PNAS:How did you demonstrate the usefulness of the improved channelrhodopsins?

Deisseroth:Our collaborators in Toronto had developed a mouse model of fear memory rooted in the amygdala [a tone paired with an electric shock activates a fearful freezing response in a mouse trained to associate the tone with the shock, even when the tone is unaccompanied by the shock]. They developed a system in which they can influence which neurons in the amygdala are involved in the fear memory by affecting the memory’s engram, which is the population of neurons associated with that memory. And by introducing the engineered channelrhodopsin into selected neurons in the engram, they were able to reduce the freezing response in mice. This suggested that the channel’s inhibitory influence was working. Similarly, Rob Malenka and his team at Stanford showed that this channelrhodopsin can also be used for conditioning aversion to specific contexts in mice by controlling dopamine neurons in the VTA.

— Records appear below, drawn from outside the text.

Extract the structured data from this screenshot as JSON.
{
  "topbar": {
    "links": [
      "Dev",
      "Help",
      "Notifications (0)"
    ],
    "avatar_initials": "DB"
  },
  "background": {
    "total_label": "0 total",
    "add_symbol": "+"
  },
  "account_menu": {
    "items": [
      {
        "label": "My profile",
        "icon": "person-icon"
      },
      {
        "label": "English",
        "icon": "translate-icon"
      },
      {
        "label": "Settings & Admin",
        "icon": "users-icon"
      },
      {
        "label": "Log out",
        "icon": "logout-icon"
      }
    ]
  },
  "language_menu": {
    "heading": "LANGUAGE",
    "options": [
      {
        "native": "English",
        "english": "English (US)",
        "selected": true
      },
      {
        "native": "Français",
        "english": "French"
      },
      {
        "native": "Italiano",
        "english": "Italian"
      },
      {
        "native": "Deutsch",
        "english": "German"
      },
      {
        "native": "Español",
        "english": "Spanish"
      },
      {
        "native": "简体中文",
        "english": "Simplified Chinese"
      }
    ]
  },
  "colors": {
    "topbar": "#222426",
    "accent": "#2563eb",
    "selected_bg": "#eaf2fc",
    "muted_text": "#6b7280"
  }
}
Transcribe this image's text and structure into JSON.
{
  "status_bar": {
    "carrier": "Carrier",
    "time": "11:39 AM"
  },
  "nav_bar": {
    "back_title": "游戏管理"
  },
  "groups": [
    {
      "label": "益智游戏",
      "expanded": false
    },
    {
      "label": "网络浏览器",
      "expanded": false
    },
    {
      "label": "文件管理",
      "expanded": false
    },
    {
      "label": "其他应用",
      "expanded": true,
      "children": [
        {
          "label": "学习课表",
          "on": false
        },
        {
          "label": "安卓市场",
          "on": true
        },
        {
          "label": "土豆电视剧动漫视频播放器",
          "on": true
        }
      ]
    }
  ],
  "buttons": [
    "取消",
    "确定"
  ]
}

PNAS:Your engineering approach was essentially a recapitulation of nature’s own strategy for pore engineering over the slow march of evolution. Can you describe how your work was externally validated, as it were, by natural selection?

Deisseroth:This was a serendipitous finding. While we were developing the next-gen inhibitory channel, John Spudich and his team in Texas reported a naturally occurring chloride channel called GtACR2 in a microbe called Guillardia theta. What was amazing was that we could see that the internal electrostatic environment of this channel would be predicted to be almost identical to that of our engineered channelrhodopsins, including the one we had published more than a year earlier. The pore that we had conceived by structure-guided design and engineering was essentially the same as that nature had arrived at after presumably millions of years of evolution. That was truly thrilling because it validated the structural model and our understanding of the channel’s pore.

PNAS:What are the immediate next steps in honing these optogenetic tools?

Deisseroth:At the moment, we can control cell types, which is sufficient for the vast majority of applications, but for some experiments we would like to be able to control arbitrarily defined ensembles of neurons at the single-cell level. The Toronto experiment is a step in that direction, and we’d like to be able to control single cells beyond merely biasing which cells are likely to be recruited. It requires advanced optics and the ability to manipulate light in complex 3D patterns, which we have been working on. It’s an exciting prospect.

PNAS:You are an avid reader of fiction and something of a creative writer yourself. Would you care to discuss these less well-known pursuits?

Deisseroth:I am enchanted with the power of the written word and its ability to stir feeling. I just returned from a trip to India, and at the moment I am reading Indian writers writing in English. I find writing therapeutic and am writing some fiction now, but it might be premature to promise too much.